После мюнхенского антисоветского сговора у того же Бунакова-Фундаминского на квартире стал собираться "литературный кружок", имевший на самом деле определенно русский антифашистский, патриотический характер. В нем, между прочим, принимали участие некоторые лица, которым впоследствии было суждено сыграть крупную роль в борьбе против фашистских оккупантов.
Глава 12
Калейдоскоп
Сдвиги, происходившие в тридцатых годах в эмиграции, были прямым отражением общей международной обстановки.
Надвигалась вторая мировая война. На Советский Союз со всех сторон нацеливались захватчики. Это рождало во многих рядовых эмигрантах тревогу за родину.
С другой стороны, вздорность всех утверждений вожаков эмиграции о "провале пятилеток", о слабости новой России становилась все очевиднее. Экономические успехи Советского Союза были несомненны. Роль его возрастала на международной арене.
Наконец, сам буржуазный мир, в котором мы жили, все более обнаруживал свои внутренние язвы.
Патриотические настроения среди эмиграции, общавшейся с этим миром, зрели от злобности, которую он проявлял к новой России, от его необоснованного высокомерия и в то же время от сознания, что в борьбе с готовящейся гитлеровской агрессией новой России придется рассчитывать только на свои силы.

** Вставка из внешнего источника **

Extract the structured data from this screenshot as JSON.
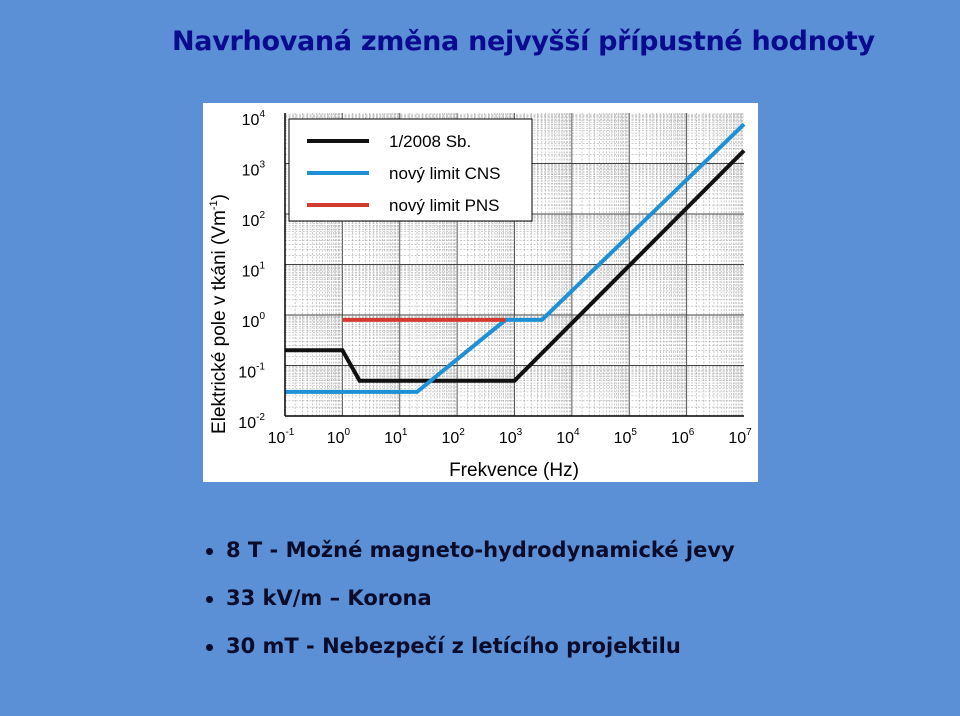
{
  "slide": {
    "title": "Navrhovaná změna nejvyšší přípustné hodnoty",
    "bullets": [
      "8 T - Možné magneto-hydrodynamické jevy",
      "33 kV/m – Korona",
      "30 mT - Nebezpečí z letícího projektilu"
    ]
  },
  "chart_data": {
    "type": "line",
    "x_scale": "log",
    "y_scale": "log",
    "xlabel": "Frekvence (Hz)",
    "ylabel": "Elektrické pole v tkáni (Vm",
    "ylabel_sup": "-1",
    "ylabel_close": ")",
    "xlim_exp": [
      -1,
      7
    ],
    "ylim_exp": [
      -2,
      4
    ],
    "grid": true,
    "legend_position": "top-left",
    "series": [
      {
        "name": "1/2008 Sb.",
        "color": "#111111",
        "x": [
          0.1,
          1,
          2,
          1000,
          10000000
        ],
        "y": [
          0.2,
          0.2,
          0.05,
          0.05,
          1800
        ]
      },
      {
        "name": "nový limit CNS",
        "color": "#1e90d6",
        "x": [
          0.1,
          20,
          700,
          3000,
          10000000
        ],
        "y": [
          0.03,
          0.03,
          0.8,
          0.8,
          6000
        ]
      },
      {
        "name": "nový limit PNS",
        "color": "#d43b30",
        "x": [
          1,
          700
        ],
        "y": [
          0.8,
          0.8
        ]
      }
    ]
  }
}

В 1930 году со мной вступили в переговоры довольно влиятельные представители польских правящих кругов. Сущность переговоров сводилась к следующему.
"Польская общественность" приветствовала бы появление в русской эмигрантской печати и во французской, за подписью русского (это особенно подчеркивалось), "объективных, правдивых очерков", о современной Польше. С этим делом обращаются именно ко мне, потому что знают меня как публициста "широких взглядов", к тому же жившего в Польше, где его родители "занимали видное положение и пользовались всеобщим уважением".